There is strong evidence for brain-related abnormalities in COVID-19 . It remains unknown however whether the impact of SARS-CoV-2 infection can be detected in milder cases, and whether this can reveal possible mechanisms contributing to brain pathology. Here, we investigated brain changes in 785 UK Biobank participants (aged 51-81) imaged twice, including 401 cases who tested positive for infection with SARS-CoV-2 between their two scans, with 141 days on average separating their diagnosis and second scan, and 384 controls. The availability of pre-infection imaging data reduces the likelihood of pre-existing risk factors being misinterpreted as disease effects. We identified significant longitudinal effects when comparing the two groups, including: (i) greater reduction in grey matter thickness and tissue-contrast in the orbitofrontal cortex and parahippocampal gyrus, (ii) greater changes in markers of tissue damage in regions functionally-connected to the primary olfactory cortex, and (iii) greater reduction in global brain size. The infected participants also showed on average larger cognitive decline between the two timepoints. Importantly, these imaging and cognitive longitudinal effects were still seen after excluding the 15 cases who had been hospitalised. These mainly limbic brain imaging results may be the in vivo hallmarks of a degenerative spread of the disease via olfactory pathways, of neuroinflammatory events, or of the loss of sensory input due to anosmia. Whether this deleterious impact can be partially reversed, or whether these effects will persist in the long term, remains to be investigated with additional follow up.

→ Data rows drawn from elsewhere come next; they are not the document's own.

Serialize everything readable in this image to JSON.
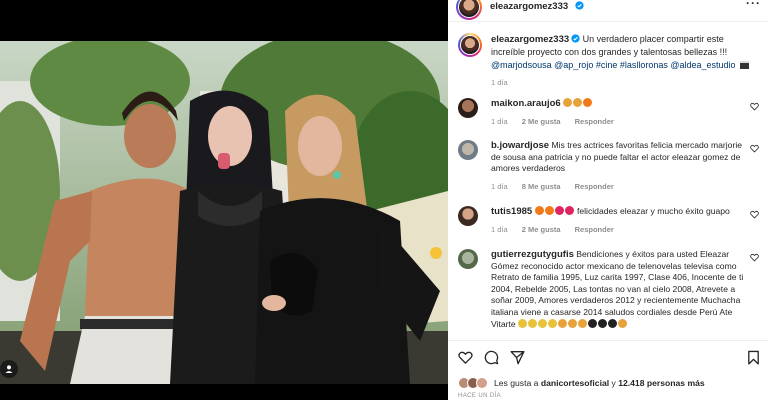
{
  "header": {
    "username": "eleazargomez333",
    "more_label": "···"
  },
  "caption": {
    "username": "eleazargomez333",
    "text": " Un verdadero placer compartir este increíble proyecto con dos grandes y talentosas bellezas !!! ",
    "tags": "@marjodsousa @ap_rojo #cine #laslloronas @aldea_estudio",
    "time": "1 día"
  },
  "comments": [
    {
      "username": "maikon.araujo6",
      "text": "",
      "time": "1 día",
      "likes": "2 Me gusta",
      "reply": "Responder",
      "emoji_colors": [
        "#e8a23a",
        "#e8a23a",
        "#f07a18"
      ]
    },
    {
      "username": "b.jowardjose",
      "text": "Mis tres actrices favoritas felicia mercado marjorie de sousa ana patricia y no puede faltar el actor eleazar gomez de amores verdaderos",
      "time": "1 día",
      "likes": "8 Me gusta",
      "reply": "Responder",
      "emoji_colors": []
    },
    {
      "username": "tutis1985",
      "text": "felicidades eleazar y mucho éxito guapo",
      "time": "1 día",
      "likes": "2 Me gusta",
      "reply": "Responder",
      "emoji_colors": [
        "#f07a18",
        "#f07a18",
        "#e0245e",
        "#e0245e"
      ]
    },
    {
      "username": "gutierrezgutygufis",
      "text": "Bendiciones y éxitos para usted Eleazar Gómez reconocido actor mexicano de telenovelas televisa como Retrato de familia 1995, Luz carita 1997, Clase 406, Inocente de ti 2004, Rebelde 2005, Las tontas no van al cielo 2008, Atrevete a soñar 2009, Amores verdaderos 2012 y recientemente Muchacha italiana viene a casarse 2014 saludos cordiales desde Perú Ate Vitarte",
      "time": "",
      "likes": "",
      "reply": "",
      "emoji_colors": [
        "#e8c23a",
        "#e8c23a",
        "#e8c23a",
        "#e8c23a",
        "#e8a23a",
        "#e8a23a",
        "#e8a23a",
        "#222",
        "#222",
        "#222",
        "#e8a23a"
      ]
    }
  ],
  "likes": {
    "prefix": "Les gusta a ",
    "user": "danicortesoficial",
    "middle": " y ",
    "count": "12.418 personas más"
  },
  "posted_ago": "HACE UN DÍA",
  "colors": {
    "link": "#00376b",
    "muted": "#8e8e8e",
    "verified": "#0095f6"
  }
}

有强有力的证据表明新冠病毒感染存在与大脑相关的异常情况。然而,在症状较轻的病例中是否能检测到严重急性呼吸综合征冠状病毒2(SARS-CoV-2)感染的影响,以及这是否能揭示导致脑部病变的可能机制,目前仍不清楚。在此,我们对英国生物银行的785名参与者(年龄在51 - 81岁之间)进行了脑部变化调查,这些参与者接受了两次成像扫描,其中包括401例在两次扫描期间检测出SARS-CoV-2感染呈阳性的病例,其诊断与第二次扫描之间平均间隔141天,还有384名对照者。感染前成像数据的可用性降低了将预先存在的风险因素误解为疾病影响的可能性。在比较两组时,我们发现了显著的纵向影响,包括:(i)眶额皮质和海马旁回的灰质厚度和组织对比度有更大程度的降低;(ii)与初级嗅觉皮质功能相连区域的组织损伤标志物有更大变化;(iii)全脑体积有更大程度的减小。受感染的参与者在两个时间点之间平均还表现出更大的认知能力下降。重要的是,在排除15例曾住院的病例后,这些成像和认知方面的纵向影响仍然存在。这些主要涉及边缘系统的脑部成像结果可能是该疾病通过嗅觉途径发生退行性传播、神经炎症事件或因嗅觉丧失导致感觉输入缺失在体内的标志。这种有害影响是否能部分逆转,或者这些影响是否会长期持续,仍有待通过进一步随访进行研究。